Brunsvigia josephinae is a tall variety, at about a metre in height when fully in flower. The blueish-grey leaves (up to as many as 20), which develop in winter, often lie mostly flat on the ground. Its bulbs are some 200 mm in diameter, with the neck and tunic partially exposed. Brunsvigia josephinae is also distinguished by a single, long, initially flattened, dark pink to red flower bud which shoots from each bulb in autumn. Dark red, tubular 15mm long flowers appear atop stalks, with 30 – 40 flowers per stalk. Bulbs can take 12 -14 years to settle (from seed) before they flower, and bulb growers online note they flower annually once established. I have found mine to flower only every second year in the six or so years I have been at this site.
From the seed I have been able to collect, I have not had any success with germination. I suspect I am being too generous with soil quality and water, given the tough conditions shown in the documentary.

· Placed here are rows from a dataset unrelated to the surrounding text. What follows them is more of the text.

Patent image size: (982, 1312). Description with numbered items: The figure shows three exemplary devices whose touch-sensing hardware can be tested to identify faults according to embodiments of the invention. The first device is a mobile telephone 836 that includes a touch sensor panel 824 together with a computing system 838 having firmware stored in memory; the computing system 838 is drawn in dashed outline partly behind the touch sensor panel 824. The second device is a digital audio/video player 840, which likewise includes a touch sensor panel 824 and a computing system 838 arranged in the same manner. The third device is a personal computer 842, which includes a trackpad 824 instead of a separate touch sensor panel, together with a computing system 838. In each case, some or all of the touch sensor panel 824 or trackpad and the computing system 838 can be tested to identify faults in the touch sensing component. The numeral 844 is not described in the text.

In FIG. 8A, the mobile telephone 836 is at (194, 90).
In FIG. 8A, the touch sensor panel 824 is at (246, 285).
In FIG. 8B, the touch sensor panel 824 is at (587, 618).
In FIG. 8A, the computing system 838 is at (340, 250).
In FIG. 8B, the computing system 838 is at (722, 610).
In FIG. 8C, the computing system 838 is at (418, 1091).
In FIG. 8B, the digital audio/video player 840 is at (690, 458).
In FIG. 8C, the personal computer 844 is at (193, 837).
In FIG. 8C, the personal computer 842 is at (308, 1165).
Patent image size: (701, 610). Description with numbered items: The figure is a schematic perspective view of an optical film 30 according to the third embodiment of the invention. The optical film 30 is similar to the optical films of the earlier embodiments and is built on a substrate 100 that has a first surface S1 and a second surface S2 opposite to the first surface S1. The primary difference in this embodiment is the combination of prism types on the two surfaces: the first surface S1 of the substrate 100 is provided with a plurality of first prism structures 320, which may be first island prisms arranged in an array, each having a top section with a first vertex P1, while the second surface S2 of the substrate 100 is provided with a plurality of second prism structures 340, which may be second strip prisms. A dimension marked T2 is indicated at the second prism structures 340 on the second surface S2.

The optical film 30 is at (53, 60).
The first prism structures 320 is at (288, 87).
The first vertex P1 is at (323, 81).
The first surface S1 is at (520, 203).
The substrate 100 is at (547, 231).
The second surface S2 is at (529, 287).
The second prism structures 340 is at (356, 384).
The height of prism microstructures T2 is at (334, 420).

I also seem to recall the commentator noting there was a very brief window of time for seed to germinate in the freshly rain-moistened South African desert sand and clearly I have not been able to emulate these specific conditions. Nor have any seedlings grown in the vicinity of the one parent plant and the neck shows no signs of new bulbs or bulbils.

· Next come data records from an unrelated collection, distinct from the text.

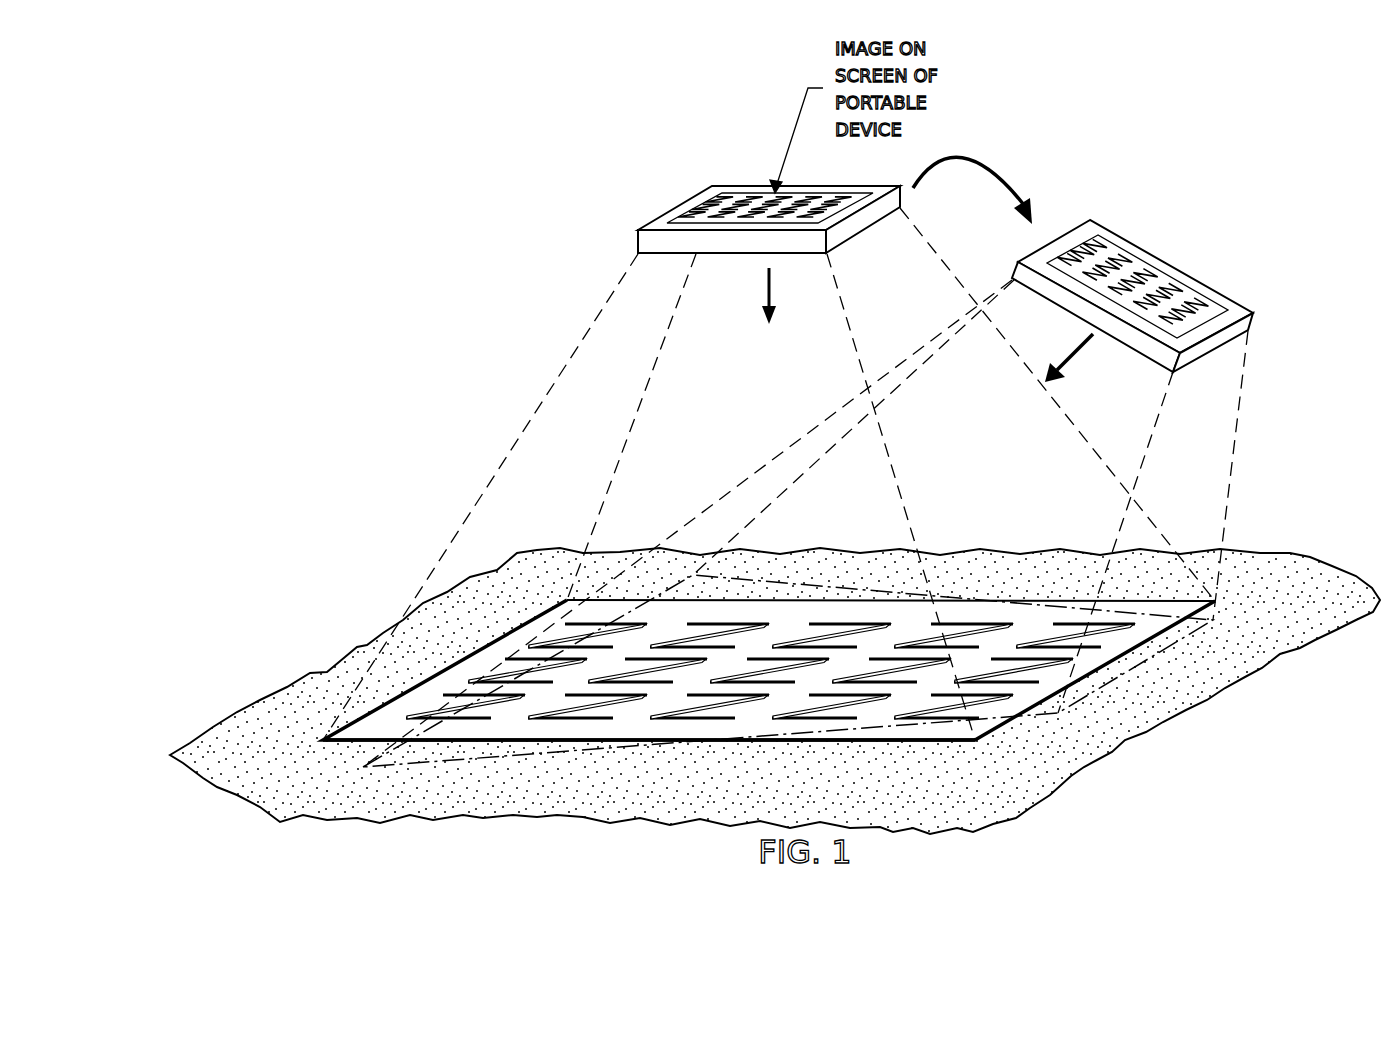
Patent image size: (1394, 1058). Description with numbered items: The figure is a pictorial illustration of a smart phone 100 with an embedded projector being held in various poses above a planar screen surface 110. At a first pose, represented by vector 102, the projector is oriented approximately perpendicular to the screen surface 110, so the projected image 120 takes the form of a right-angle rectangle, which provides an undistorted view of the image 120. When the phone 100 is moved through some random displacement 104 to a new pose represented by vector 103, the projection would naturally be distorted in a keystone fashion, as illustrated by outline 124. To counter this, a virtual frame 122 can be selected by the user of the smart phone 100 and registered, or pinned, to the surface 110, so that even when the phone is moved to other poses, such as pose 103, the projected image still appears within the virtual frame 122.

The smart phone 100 is at (682, 206).
The vector representing first pose 102 is at (766, 294).
The vector representing new pose 103 is at (1078, 352).
The random displacement 104 is at (972, 158).
The planar screen surface 110 is at (1280, 555).
The projected image 120 is at (397, 712).
The virtual frame 122 is at (907, 742).
The outline of keystone-distorted projection 124 is at (451, 764).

Wind assisted dispersal is not the only method the species employs to ensure future plants. In their endemic environment, sunbirds, which feed on the nectar in the long red and curved flowers, are known pollinators. Culturally, the dry bulb tunics are used as a wound dressing and it has been stated young Xhosa men use the tunics as plasters after circumcision. Otherwise infusions of the bulbs are used for medicinal purposes or to enhance divination; however, as with all members of the Amaryllis family, Brunsvigia leaves, stems and bulbs contain phenanthridine alkaloids, which can cause vomiting, hypotension and respiratory depression in humans, cats and dogs. Excess salivation and abdominal discomfort is caused by the raphides (needle-shaped crystals) of calcium oxalate, which are most concentrated in the bulbs.
I am in the throes of transplanting as much of this garden as I can manage (while still leaving a flourishing legacy for the new gardeners). I will lift my large, magnificent Brunsvigia bulb when it is dormant and carefully convey it to its new home – a sandy, Mediterranean-climate garden. These may be exactly the conditions that will foster germination of the next round of viable seeds.
I commented to a friend recently on the abundance of Brunsvigia plants in the small settlement to which I have moved. I had it explained to me that when a particular house was for sale over a decade ago, many local gardeners, in the fear this house’s large and splendid clump of very mature Brunsvigia bulbs would be uprooted and destroyed, raised and replanted bulbs around town overnight. These dispersed bulbs are all thriving, an indication mine too will be happy in its new coastal home.